The modern bra is known to have been created by Otto Titsling, fitting name, who worked at a women’s undergarment factory. Legend has it that in 1912, Otto met an opera singer who was complaining about the discomfort her standard corset was causing her. Otto and an assistant worked together to create “The Chest Halter” which would later be redesigned and renamed to our good ole’ brazier. As lovely of a story that is, it is completely untrue. The Bra’s true inventor was a woman named Caresse Crosby in the early 1900s. Caresse was getting ready for a ball one evening, when she found herself in a tussle with her corset. She called for her maid to bring her silk handkerchiefs, ribbons, and a needle and thread, and quickly fashioned the first ever bra. She patented her invention as “The Backless Brassiere” but soon after sold her design to the Warner Brothers Corset Company for only $1,500. Warner Brothers dropped Careese’s name from the idea, and went on to make a fortune.

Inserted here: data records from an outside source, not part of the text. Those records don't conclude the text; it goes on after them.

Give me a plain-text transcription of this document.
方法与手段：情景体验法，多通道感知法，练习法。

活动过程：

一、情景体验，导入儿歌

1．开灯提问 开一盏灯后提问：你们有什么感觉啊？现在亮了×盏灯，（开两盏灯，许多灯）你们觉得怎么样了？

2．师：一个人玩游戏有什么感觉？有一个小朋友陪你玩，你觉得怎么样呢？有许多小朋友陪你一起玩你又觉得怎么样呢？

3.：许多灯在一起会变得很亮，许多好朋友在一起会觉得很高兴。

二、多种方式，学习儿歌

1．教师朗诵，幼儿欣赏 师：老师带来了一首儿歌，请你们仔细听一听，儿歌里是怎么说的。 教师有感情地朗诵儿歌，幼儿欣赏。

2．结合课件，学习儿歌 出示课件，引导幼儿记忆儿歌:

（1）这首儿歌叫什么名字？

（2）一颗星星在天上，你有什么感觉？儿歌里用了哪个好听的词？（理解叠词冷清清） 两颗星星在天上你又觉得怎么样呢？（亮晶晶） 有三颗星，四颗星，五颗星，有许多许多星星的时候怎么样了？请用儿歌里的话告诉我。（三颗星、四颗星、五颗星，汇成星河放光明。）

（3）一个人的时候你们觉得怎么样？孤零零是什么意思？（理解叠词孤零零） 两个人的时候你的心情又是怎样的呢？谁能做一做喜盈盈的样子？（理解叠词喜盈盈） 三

2. Wireless Communication (WiFi)

During the second world war, Hedy Lamarr, a beautiful and famous Hollywood actress, and composer George Antheil, worked together to create what they would call “Frequency hopping”. This technology could have prevented military radios from being bugged, but her patent was not taken seriously, and Hedy’s idea was swept under the rug. That is, until the government realized that they could use her idea and slowly began developing technology based on it. Hedy got absolutely no credit for this. Right before Hedy’s death in 2000, a researcher found the true origin of this technology, and she was given the Electronic Frontier Foundation Award. Hedy’s invention is the basis of our modern technology like WiFi, GPS, and Bluetooth which are multi-billion dollar industries today. Unfortunately, neither Hedy, nor any of her family members have ever received a dime from this world-changing idea.

3. Disposable Diapers

In the 1940’s, new mom Marion Donovan became overwhelmed with the amount of diapers she had to use, clean, and reuse. You mothers out there know what Marion was talking about. Diaper after diaper, and sometimes even in-between. Using a shower curtain, somehow, Marion began developing her idea of a disposable diaper. The idea wasn’t as popular as expected at first, and 10 years later, Victor Mills stole her idea and started his own diaper company. He called it Pampers.

4. The Flat-Bottom Paper Bag

Paper bag factory worker Margaret Knight, had the thought that paper bags would be easier to use if the bottoms were flat. She created a machine that mass produced paper bags with their flat, square bottoms. When trying to patent her invention, Charles Annon took her idea and got it patented himself. Luckily, this story has a happy ending, and Margaret took Charles to court, and won. Her flat bottom paper bags were patented in 1871.

5. Monopoly

30 years before Monopoly was released, a woman named Elizabeth Magie came up with a game that she would call “The Landlord’s Game.” Her mission in creating this game was to expose the evil of business monopolies. Ironically, it was exactly that which left Charles Darrow unemployed, and broke. Charles would go on to develop and exact copy of “The Landlord’s Game” and pitched it to Parker Brothers as “Monopoly”. The game is still one of the most purchased board games in history, and it’s true inventor only pocketed about $500 for its creation.

Elizabeth Magie – ruining family relationships since 1900.

There you have it. Women didn’t have the voice back then that we do today. Today we have women in almost just about every industry, and even in politics. We all take away something different from these articles, but what I have learned is, always patent your good ideas, and never talk about your invention ideas with a man named Charles.